My last post was full of passion and vigor. This post may be a bit anti-climactic.
We have made great progress on our trek to 21 days of submission. However, so many frustrating and better yet, exciting things have happened since then. Since this is a spanking blog, I will spare you all of the boring details and get to the important stuff.
I have felt the sting of the paddle, belt and flogger recently. Some of them were playful, some of them in blissful submission and a few more were necessary punishments. In side news, I am working on trying to keep my bum in top form. I have looked around and read what others do for a spanked bottom and I have developed my own routine.
I find that its important that I exfoliate and I like using sea salt scrubs. I also like using essential oils after a warm bath and gentle exfoliation. Not too in-depth, but I am working on perfecting it.
In terms of becoming extra submissive over the last 21 days…It has been a merry-go-round of business meetings, disrupted friendships, intense work conditions and massive change all around. All of that coupled with some legal battles and a million extra things to do, it has been difficult to maintain that kind of time commitment.
The sex is still there. It is still incredibly sensual and intimate. There has been so much powerful energy coursing through both of us from every angle of life, that sexual release has become something of an escape for us.

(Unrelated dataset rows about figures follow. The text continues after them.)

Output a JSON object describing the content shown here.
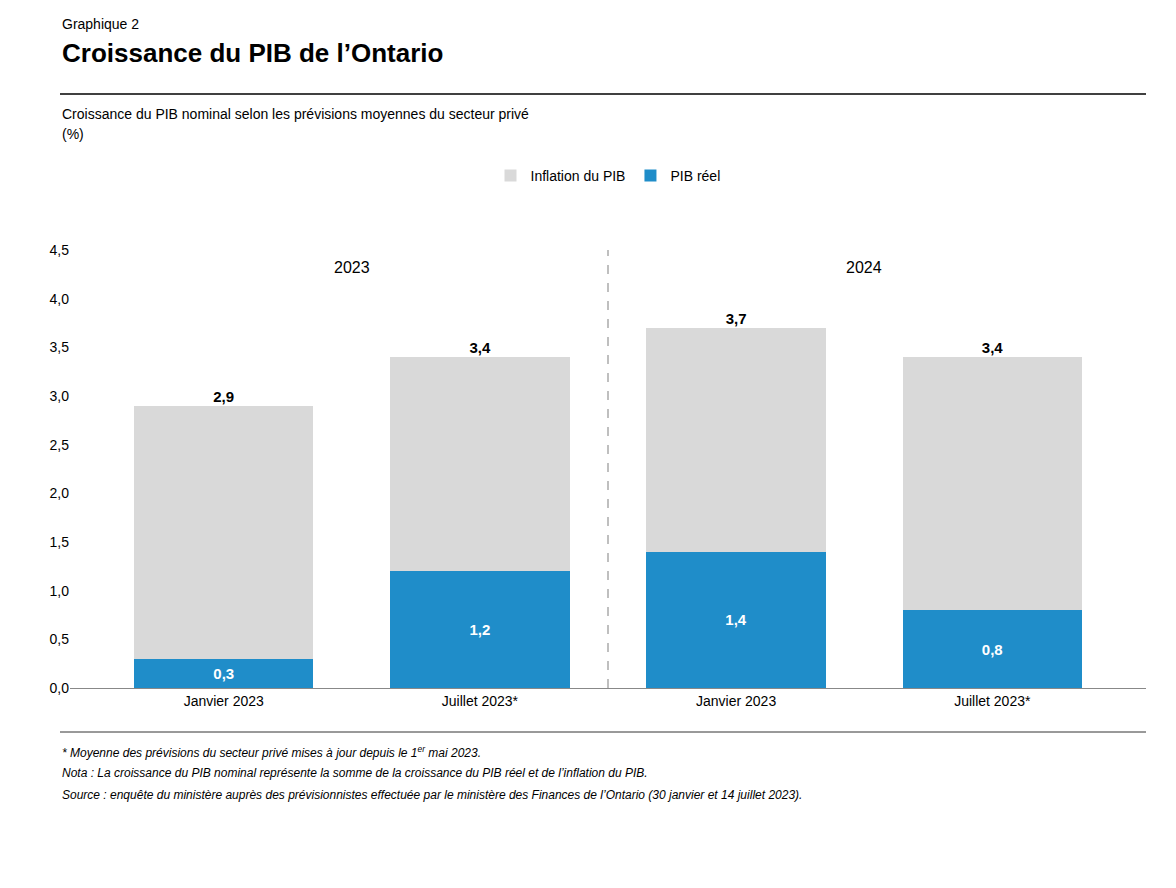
{
  "chart_data": {
    "type": "bar",
    "suptitle": "Graphique 2",
    "title": "Croissance du PIB de l’Ontario",
    "subtitle": [
      "Croissance du PIB nominal selon les prévisions moyennes du secteur privé",
      "(%)"
    ],
    "categories": [
      "Janvier 2023",
      "Juillet 2023*",
      "Janvier 2023",
      "Juillet 2023*"
    ],
    "annotations": [
      "2023",
      "2024"
    ],
    "stacked": true,
    "series": [
      {
        "name": "PIB réel",
        "color": "#1f8dc9",
        "values": [
          0.3,
          1.2,
          1.4,
          0.8
        ],
        "value_labels": [
          "0,3",
          "1,2",
          "1,4",
          "0,8"
        ]
      },
      {
        "name": "Inflation du PIB",
        "color": "#d9d9d9",
        "values": [
          2.6,
          2.2,
          2.3,
          2.6
        ]
      }
    ],
    "totals": [
      2.9,
      3.4,
      3.7,
      3.4
    ],
    "total_labels": [
      "2,9",
      "3,4",
      "3,7",
      "3,4"
    ],
    "data_labels": true,
    "ylim": [
      0,
      4.5
    ],
    "yticks": [
      {
        "value": 0.0,
        "label": "0,0"
      },
      {
        "value": 0.5,
        "label": "0,5"
      },
      {
        "value": 1.0,
        "label": "1,0"
      },
      {
        "value": 1.5,
        "label": "1,5"
      },
      {
        "value": 2.0,
        "label": "2,0"
      },
      {
        "value": 2.5,
        "label": "2,5"
      },
      {
        "value": 3.0,
        "label": "3,0"
      },
      {
        "value": 3.5,
        "label": "3,5"
      },
      {
        "value": 4.0,
        "label": "4,0"
      },
      {
        "value": 4.5,
        "label": "4,5"
      }
    ],
    "grid": false,
    "legend": "top",
    "footnotes": [
      {
        "text": "* Moyenne des prévisions du secteur privé mises à jour depuis le 1",
        "superscript": "er",
        "after": " mai 2023."
      },
      {
        "text": "Nota : La croissance du PIB nominal représente la somme de la croissance du PIB réel et de l’inflation du PIB."
      },
      {
        "text": "Source : enquête du ministère auprès des prévisionnistes effectuée par le ministère des Finances de l’Ontario (30 janvier et 14 juillet 2023)."
      }
    ],
    "background_color": "#ffffff"
  }
}
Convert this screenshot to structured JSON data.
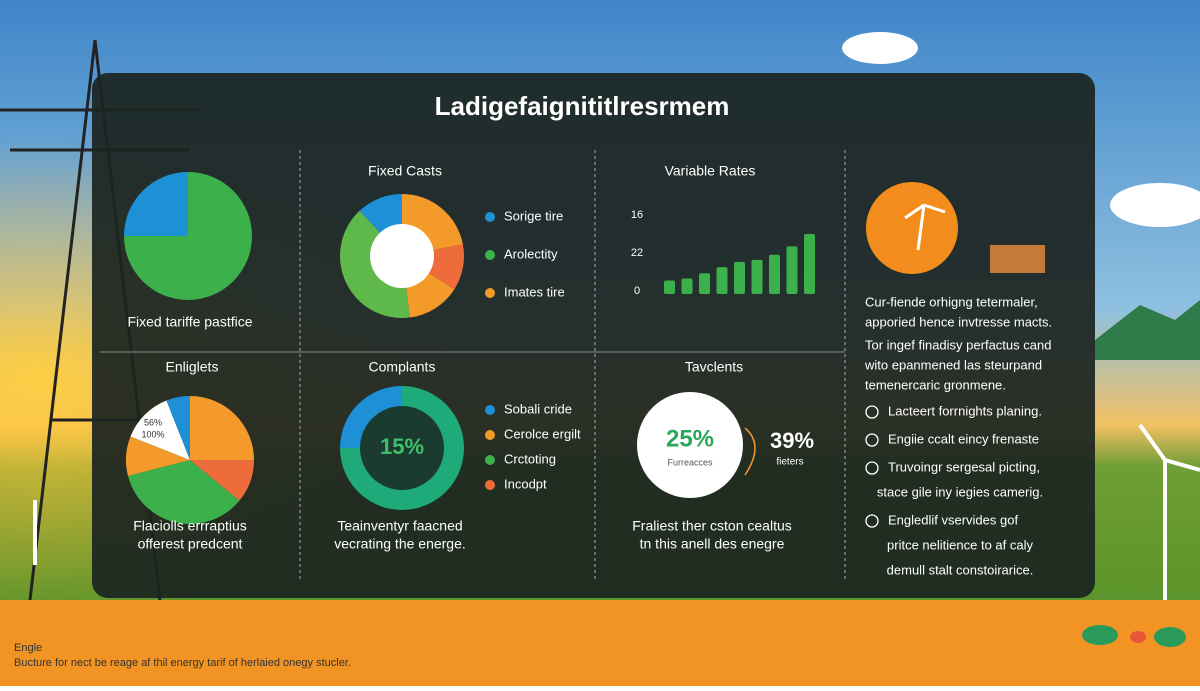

The one place, in each other’s arms, is where we both feel safe and know that despite the tension and uncertainty, we have so much to be thankful for and so much to look forward to. There have been fights and inconsistencies on both of our parts due to life catching up with us and demanding more of our energy. It is nice to be able to get together and bang the angry out of each other.
Communication is still the number one critical factor. Constructive communication is the one element of our relationship (and I would guess most everyone’s) that needs to be constantly fostered and enriched. It can be so hard to do that when life’s highs and lows are coming hard and fast like baseballs out of an automatic pitching machine. I began to wonder if we had failed or that we couldn’t go on just because our 21 days didn’t go exactly as planned. But…do we quit being married when we get in a fight? Do we stop driving forever after we get a flat tire? Do the kids stop going to school forever if they get snowed in for a few days? Nope. So neither do we.
Anyone who tries to prescribe an exact formula for your relationship hasn’t lived in your relationship. I will never profess that the way we do things is somehow superior to the way that anyone else does their thing. If it works, it works. And in our case, it is a constant evolution that comes and goes like the tides. Moods and scenarios are seemingly cyclical, and I understand that the problem I face today may be the opportunity that knocks tomorrow. What I know for sure is constant – I want to be involved in the most passionate relationship possible. I have it, although it is constantly under construction. Somewhere, up in the scaffolding, is the solid realization that I will forever cherish this man and want to be the best I can be for him and myself. My love for JP is rock solid.
And so is something else…so I gotta get going and enjoy some tension relief.